Prices at the prime end in Sydney are expected to be flat and Melbourne’s prices are expected to dip by about 1 per cent, putting them not too far off London where a 3 per cent fall is predicted.
Cities such as Dubai, where prime property is expected to surge by about 13.5 per cent, Miami, Dublin, Lisbon and Los Angeles, are tipped to be the top five cities for price growth. But properties in Australia’s gateway cities may not perform so well.
Knight Frank’s research reveals that expectations of prime price growth had been pegged back from the 2.7 per cent predicted six months ago, although 2023’s forecast growth still exceeds that recorded in six of the past 10 years.

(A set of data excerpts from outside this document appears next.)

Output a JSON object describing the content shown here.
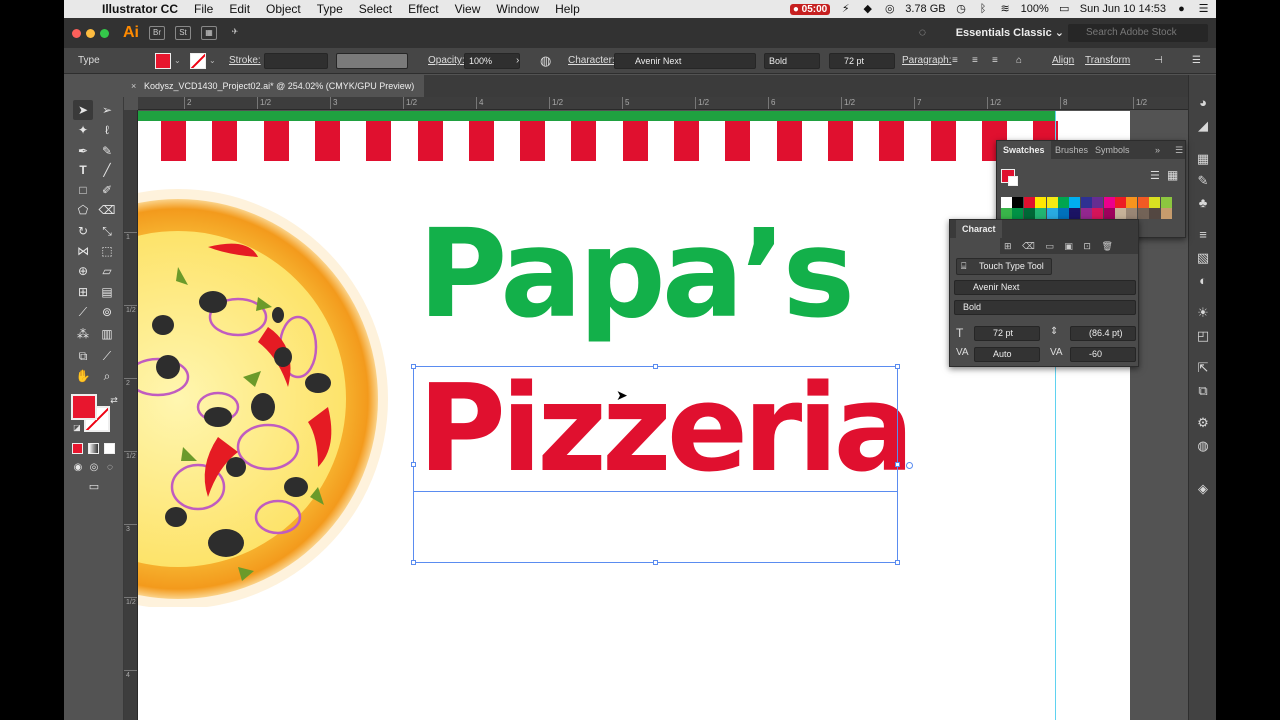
{
  "menubar": {
    "app_name": "Illustrator CC",
    "items": [
      "File",
      "Edit",
      "Object",
      "Type",
      "Select",
      "Effect",
      "View",
      "Window",
      "Help"
    ],
    "rec_time": "05:00",
    "memory": "3.78 GB",
    "battery": "100%",
    "datetime": "Sun Jun 10  14:53"
  },
  "appbar": {
    "logo": "Ai",
    "bridge": "Br",
    "stock": "St",
    "workspace": "Essentials Classic",
    "search_placeholder": "Search Adobe Stock"
  },
  "controlbar": {
    "mode": "Type",
    "stroke_label": "Stroke:",
    "opacity_label": "Opacity:",
    "opacity_value": "100%",
    "character_label": "Character:",
    "font_family": "Avenir Next",
    "font_style": "Bold",
    "font_size": "72 pt",
    "paragraph_label": "Paragraph:",
    "align_label": "Align",
    "transform_label": "Transform"
  },
  "document": {
    "tab_title": "Kodysz_VCD1430_Project02.ai* @ 254.02% (CMYK/GPU Preview)",
    "ruler_h": [
      "2",
      "1/2",
      "3",
      "1/2",
      "4",
      "1/2",
      "5",
      "1/2",
      "6",
      "1/2",
      "7",
      "1/2",
      "8",
      "1/2"
    ],
    "ruler_v": [
      "1",
      "1/2",
      "2",
      "1/2",
      "3",
      "1/2",
      "4",
      "1/2"
    ]
  },
  "artwork": {
    "line1": "Papa’s",
    "line2": "Pizzeria",
    "green": "#13b04a",
    "red": "#e0102f"
  },
  "swatches_panel": {
    "tabs": [
      "Swatches",
      "Brushes",
      "Symbols"
    ],
    "colors": [
      "#ffffff",
      "#000000",
      "#e0102f",
      "#ffe800",
      "#f5ea14",
      "#00a650",
      "#00aeef",
      "#2e3192",
      "#662d91",
      "#ec008c",
      "#ed1c24",
      "#f7941d",
      "#f15a24",
      "#d9e021",
      "#8cc63f",
      "#39b54a",
      "#009245",
      "#006837",
      "#22b573",
      "#29abe2",
      "#0071bc",
      "#1b1464",
      "#93278f",
      "#d4145a",
      "#9e005d",
      "#c7b299",
      "#998675",
      "#736357",
      "#534741",
      "#c69c6d",
      "#a67c52",
      "#8c6239",
      "#754c24",
      "#603813",
      "#42210b",
      "#f2f2f2"
    ]
  },
  "character_panel": {
    "title": "Charact",
    "touch_type": "Touch Type Tool",
    "font_family": "Avenir Next",
    "font_style": "Bold",
    "size": "72 pt",
    "leading": "(86.4 pt)",
    "kerning": "Auto",
    "tracking": "-60"
  }
}
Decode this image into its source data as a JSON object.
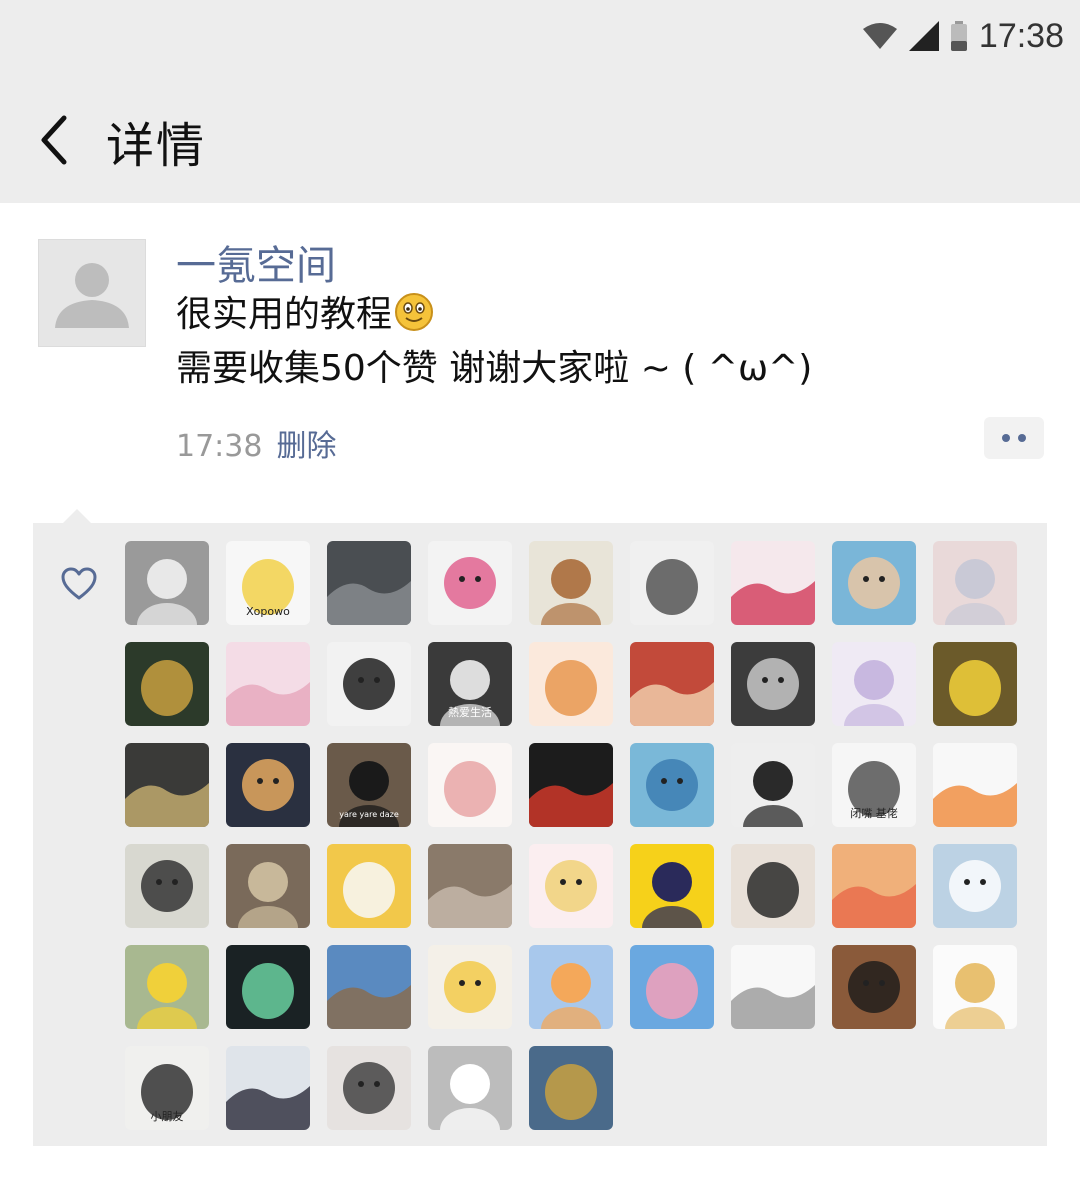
{
  "status_bar": {
    "time": "17:38",
    "icons": [
      "wifi-icon",
      "cell-signal-icon",
      "battery-icon"
    ]
  },
  "nav": {
    "back_icon": "chevron-left-icon",
    "title": "详情"
  },
  "post": {
    "author": "一氪空间",
    "avatar_icon": "default-avatar-icon",
    "line1": "很实用的教程",
    "line1_emoji": "smile-emoji",
    "line2": "需要收集50个赞 谢谢大家啦 ~ (    ^ω^)",
    "time": "17:38",
    "delete_label": "删除",
    "more_icon": "more-dots-icon"
  },
  "likes": {
    "heart_icon": "heart-icon",
    "avatars": [
      {
        "label": "",
        "bg": "#9a9a9a",
        "fg": "#e8e8e8"
      },
      {
        "label": "Xopowo",
        "bg": "#f7f7f7",
        "fg": "#f2d14a"
      },
      {
        "label": "",
        "bg": "#4a4e52",
        "fg": "#8a8e92"
      },
      {
        "label": "",
        "bg": "#f3f3f3",
        "fg": "#e05a8a"
      },
      {
        "label": "",
        "bg": "#e8e4d8",
        "fg": "#b0784a"
      },
      {
        "label": "",
        "bg": "#f0f0f0",
        "fg": "#555555"
      },
      {
        "label": "",
        "bg": "#f5e8ec",
        "fg": "#d23a5a"
      },
      {
        "label": "",
        "bg": "#7ab6d8",
        "fg": "#f0c8a0"
      },
      {
        "label": "",
        "bg": "#e9d9d9",
        "fg": "#c9c9d6"
      },
      {
        "label": "",
        "bg": "#2c3a2a",
        "fg": "#c8a040"
      },
      {
        "label": "",
        "bg": "#f4dce6",
        "fg": "#e6a6bc"
      },
      {
        "label": "",
        "bg": "#f2f2f2",
        "fg": "#111111"
      },
      {
        "label": "熱爱生活",
        "bg": "#3a3a3a",
        "fg": "#dddddd"
      },
      {
        "label": "",
        "bg": "#fbe9dc",
        "fg": "#e89850"
      },
      {
        "label": "",
        "bg": "#c24a3a",
        "fg": "#f3d2b0"
      },
      {
        "label": "",
        "bg": "#3c3c3c",
        "fg": "#cfcfcf"
      },
      {
        "label": "",
        "bg": "#efeaf4",
        "fg": "#c8b8e0"
      },
      {
        "label": "",
        "bg": "#6b5a2a",
        "fg": "#f2d13a"
      },
      {
        "label": "",
        "bg": "#3a3a38",
        "fg": "#c8b070"
      },
      {
        "label": "",
        "bg": "#2a3040",
        "fg": "#f0b060"
      },
      {
        "label": "yare yare daze",
        "bg": "#6a5a4a",
        "fg": "#1a1a1a"
      },
      {
        "label": "",
        "bg": "#faf6f4",
        "fg": "#e8a6a6"
      },
      {
        "label": "",
        "bg": "#1c1c1c",
        "fg": "#d83a2a"
      },
      {
        "label": "",
        "bg": "#7ab8d8",
        "fg": "#3a7ab0"
      },
      {
        "label": "",
        "bg": "#eeeeee",
        "fg": "#2a2a2a"
      },
      {
        "label": "闭嘴 基佬",
        "bg": "#f6f6f6",
        "fg": "#555555"
      },
      {
        "label": "",
        "bg": "#f8f8f8",
        "fg": "#f08a3a"
      },
      {
        "label": "",
        "bg": "#d8d8d0",
        "fg": "#2a2a2a"
      },
      {
        "label": "",
        "bg": "#7a6a5a",
        "fg": "#c8b89a"
      },
      {
        "label": "",
        "bg": "#f2c84a",
        "fg": "#f8f8f8"
      },
      {
        "label": "",
        "bg": "#8a7a6a",
        "fg": "#c8bcae"
      },
      {
        "label": "",
        "bg": "#fbeef0",
        "fg": "#f0d070"
      },
      {
        "label": "",
        "bg": "#f6d11a",
        "fg": "#2a2a5a"
      },
      {
        "label": "",
        "bg": "#e8e0d8",
        "fg": "#2a2a2a"
      },
      {
        "label": "",
        "bg": "#f0b07a",
        "fg": "#e86a4a"
      },
      {
        "label": "",
        "bg": "#bcd2e4",
        "fg": "#ffffff"
      },
      {
        "label": "",
        "bg": "#a8b890",
        "fg": "#f0d03a"
      },
      {
        "label": "",
        "bg": "#1a2224",
        "fg": "#6ad0a0"
      },
      {
        "label": "",
        "bg": "#5a8ac0",
        "fg": "#8a6a4a"
      },
      {
        "label": "",
        "bg": "#f4f0e8",
        "fg": "#f2c840"
      },
      {
        "label": "",
        "bg": "#a8c8ec",
        "fg": "#f4a85a"
      },
      {
        "label": "",
        "bg": "#6aa8e0",
        "fg": "#f2a0b8"
      },
      {
        "label": "",
        "bg": "#f8f8f8",
        "fg": "#999999"
      },
      {
        "label": "",
        "bg": "#8a5a3a",
        "fg": "#1a1a1a"
      },
      {
        "label": "",
        "bg": "#fbfbfb",
        "fg": "#e8c070"
      },
      {
        "label": "小朋友",
        "bg": "#f0f0ee",
        "fg": "#333333"
      },
      {
        "label": "",
        "bg": "#dfe4ea",
        "fg": "#2a2a3a"
      },
      {
        "label": "",
        "bg": "#e6e2e0",
        "fg": "#3a3a3a"
      },
      {
        "label": "",
        "bg": "#bcbcbc",
        "fg": "#ffffff"
      },
      {
        "label": "",
        "bg": "#4a6a8a",
        "fg": "#c8a040"
      }
    ]
  }
}
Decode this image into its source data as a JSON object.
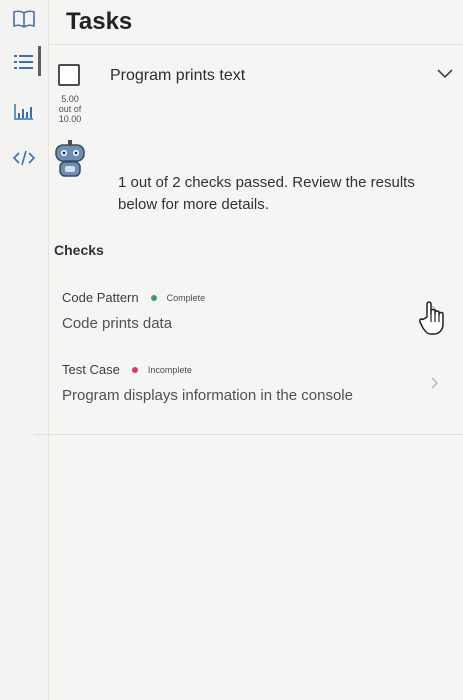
{
  "header": {
    "title": "Tasks"
  },
  "sidebar": {
    "items": [
      {
        "icon": "book-icon"
      },
      {
        "icon": "task-list-icon",
        "active": true
      },
      {
        "icon": "bar-chart-icon"
      },
      {
        "icon": "code-icon"
      }
    ]
  },
  "task": {
    "label": "Program prints text",
    "checked": false,
    "score": {
      "value": "5.00",
      "out_of_label": "out of",
      "max": "10.00"
    }
  },
  "result": {
    "message": "1 out of 2 checks passed. Review the results below for more details."
  },
  "checks": {
    "heading": "Checks",
    "items": [
      {
        "type": "Code Pattern",
        "status": "Complete",
        "status_color": "#3aa05a",
        "description": "Code prints data"
      },
      {
        "type": "Test Case",
        "status": "Incomplete",
        "status_color": "#d6386a",
        "description": "Program displays information in the console"
      }
    ]
  },
  "colors": {
    "active_indicator": "#5b5f63",
    "background": "#f5f6f4"
  }
}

The forecast of no price growth in Sydney is well down from bullish hopes of 9 per cent rises a year ago. Sydney is still rated among the top five cities for most likely home purchases by
by ultra-high-net-worth individuals in the next one to two years.
Knight Frank head of residential research Michelle Ciesielski said although we saw Sydney luxury residential sales volume 7 per cent higher in the second quarter of 2022 for homes worth more than $3m, the third quarter 2022 volume had now tapered back by 24 per cent and this was likely to continue heading toward the NSW election.
“This lower sales volume will continue to impact price growth momentum in 2023, but interestingly, active prime residential listings remain low at a time when not much is being built, so we’re expecting Sydney’s prime price growth to pick up again by 2024,” she said.
Ms Ciesielski pointed to China’s strict zero-Covid policy as affecting local markets.
Lingering travel restrictions are still creating much lower prime residential viewings from international buyers in Sydney despite being an attractive safe haven to many. However, looming geopolitical tensions and the firm stance on keeping Covid-19 at bay in some Asian markets continued to curb activity, she said.
But the currency play for many international buyers was as favourable now as it was leading into the pandemic. Offshore buyers, however, faced the “significant hurdle” of the recent doubling of FIRB fees by the federal government.
Knight Frank head of residential Erin van Tuil said local wealthy clients were preparing to shield themselves from potential global headwinds, and adjust their businesses to account for higher living costs and rising mortgage rates.
“We still see strong underlying opportunities for the Sydney prime residential market over the coming year, such as the volatility in alternative assets including the stock market and cryptocurrency; the significant government investment in transport infrastructure starting to take shape; and the opportunity to create better smart technology homes,” she said.